Beberapa perusahaan energi global yang terlibat dalam proyek tersebut antara lain ExxonMobil dan ConocoPhillips dari AS, Shell dari Inggris, Eni dari Italia, serta TotalEnergies dari Prancis.
Untuk saat ini, ekspor LNG dari Qatar masih berlangsung normal dan kargo dikirim sesuai jadwal.
Ketegangan melonjak sejak Israel menyerang Iran pada Jumat lalu, dengan alasan bahwa Iran hampir memiliki senjata nuklir. Sebagai tanggapan, Iran membalas dengan serangan rudal dan drone ke wilayah Israel. Iran bersikukuh bahwa program nuklirnya hanya untuk tujuan damai.
Pemerintah AS melalui Gedung Putih menyatakan bahwa Presiden Donald Trump akan menentukan sikap keterlibatan negaranya dalam konflik tersebut dalam waktu dua minggu ke depan.
Risiko Kompleks dan Efek Domino Global
Konflik berskala besar antara Israel dan Iran ini menimbulkan ancaman serius bagi operasi QatarEnergy. Serangan Israel ke wilayah ladang gas Iran yang juga berada sekitar 200 km dari instalasi gas Qatar dinilai membahayakan keamanan di kawasan.
"Perusahaan-perusahaan yang beroperasi di ladang tersebut bersifat internasional, dan ada kehadiran global, terutama di Lapangan Utara," kata Majed Al Ansari, juru bicara kementerian luar negeri Qatar, kepada wartawan.
Perbesar
Petugas darurat bekerja di lokasi kejadian setelah serangan rudal dari Iran ke Israel, di Ramat Gan, Israel, Kamis (19/6/2025). Foto: Ammar Awad/REUTERS
Serangan lanjutan dari Israel dikhawatirkan dapat mengancam keselamatan pekerja di fasilitas lepas pantai Qatar dan bahkan berpotensi menghentikan seluruh aktivitas operasional. Risiko kontaminasi dari potensi serangan ke reaktor nuklir Iran di Bushehr pun menjadi perhatian utama, mengingat air laut yang tercemar akan menghalangi akses ke rig Qatar di Teluk.

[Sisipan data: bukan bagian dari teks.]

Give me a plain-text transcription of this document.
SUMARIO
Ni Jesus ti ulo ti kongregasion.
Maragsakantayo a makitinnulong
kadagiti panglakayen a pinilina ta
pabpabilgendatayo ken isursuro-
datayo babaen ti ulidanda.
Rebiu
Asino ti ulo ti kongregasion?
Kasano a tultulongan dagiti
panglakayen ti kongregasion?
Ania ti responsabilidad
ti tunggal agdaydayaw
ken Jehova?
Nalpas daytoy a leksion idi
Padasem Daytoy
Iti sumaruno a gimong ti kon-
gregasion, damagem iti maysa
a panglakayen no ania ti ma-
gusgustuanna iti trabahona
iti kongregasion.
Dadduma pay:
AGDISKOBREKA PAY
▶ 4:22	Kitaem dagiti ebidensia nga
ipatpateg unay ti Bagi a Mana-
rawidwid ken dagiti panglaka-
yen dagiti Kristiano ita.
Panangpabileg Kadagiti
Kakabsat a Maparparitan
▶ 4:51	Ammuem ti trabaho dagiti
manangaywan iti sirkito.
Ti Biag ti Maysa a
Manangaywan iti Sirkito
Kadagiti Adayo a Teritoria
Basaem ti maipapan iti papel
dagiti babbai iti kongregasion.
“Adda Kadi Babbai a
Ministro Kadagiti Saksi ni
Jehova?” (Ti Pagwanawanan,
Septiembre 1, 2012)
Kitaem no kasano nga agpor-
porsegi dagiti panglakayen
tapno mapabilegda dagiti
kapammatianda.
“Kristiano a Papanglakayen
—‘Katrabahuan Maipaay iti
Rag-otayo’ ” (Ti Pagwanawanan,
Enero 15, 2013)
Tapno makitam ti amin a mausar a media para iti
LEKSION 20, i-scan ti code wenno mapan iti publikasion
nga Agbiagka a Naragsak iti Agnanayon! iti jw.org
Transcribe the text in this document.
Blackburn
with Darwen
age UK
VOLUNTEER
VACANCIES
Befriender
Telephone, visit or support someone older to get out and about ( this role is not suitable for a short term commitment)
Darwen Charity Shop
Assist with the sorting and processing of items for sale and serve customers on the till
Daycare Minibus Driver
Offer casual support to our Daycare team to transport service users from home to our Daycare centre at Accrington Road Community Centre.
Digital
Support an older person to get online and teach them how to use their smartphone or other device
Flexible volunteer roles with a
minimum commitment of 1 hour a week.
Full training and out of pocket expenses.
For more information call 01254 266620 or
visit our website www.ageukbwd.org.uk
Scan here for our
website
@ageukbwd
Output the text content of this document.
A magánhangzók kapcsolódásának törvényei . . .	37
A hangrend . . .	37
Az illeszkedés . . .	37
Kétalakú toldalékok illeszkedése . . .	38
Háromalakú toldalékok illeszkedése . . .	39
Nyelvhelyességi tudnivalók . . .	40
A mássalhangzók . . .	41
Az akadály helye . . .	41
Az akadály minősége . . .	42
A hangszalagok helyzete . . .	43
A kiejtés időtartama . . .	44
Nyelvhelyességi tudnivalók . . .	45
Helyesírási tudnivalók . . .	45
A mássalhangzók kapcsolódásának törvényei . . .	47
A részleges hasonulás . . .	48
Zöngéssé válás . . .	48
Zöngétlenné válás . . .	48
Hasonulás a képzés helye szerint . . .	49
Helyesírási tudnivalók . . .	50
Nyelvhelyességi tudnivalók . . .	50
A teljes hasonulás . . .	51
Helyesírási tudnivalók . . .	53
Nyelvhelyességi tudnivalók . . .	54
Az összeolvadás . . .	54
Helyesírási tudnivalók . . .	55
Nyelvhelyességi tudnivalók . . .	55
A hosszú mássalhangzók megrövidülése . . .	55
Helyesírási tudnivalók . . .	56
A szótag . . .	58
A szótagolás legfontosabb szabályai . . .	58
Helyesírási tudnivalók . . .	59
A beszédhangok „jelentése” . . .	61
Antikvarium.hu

Jika Iran memutuskan untuk memblokir Selat Hormuz, sebuah jalur penting yang dilalui hampir seluruh ekspor LNG Qatar, gangguan pasokan pun tidak dapat dihindari. Dua sumber Reuters menyebut QatarEnergy telah menginstruksikan kapal tanker untuk menunggu di luar Selat Hormuz dan hanya masuk ke Teluk sehari sebelum proses pemuatan.
Asia menjadi wilayah yang paling rentan terhadap gangguan ini. Negara-negara pembeli di kawasan tersebut kemungkinan harus bersaing dengan Eropa dan membayar lebih mahal untuk menarik pasokan dari cekungan Atlantik.
Kekhawatiran pasar terhadap terganggunya pasokan ini telah mendorong lonjakan harga LNG spot di Asia. Pada Jumat lalu, harga mencapai USD 14,00 per juta British thermal unit (mmBtu), naik 11 persen dibandingkan minggu sebelumnya, menurut laporan penilaian Reuters.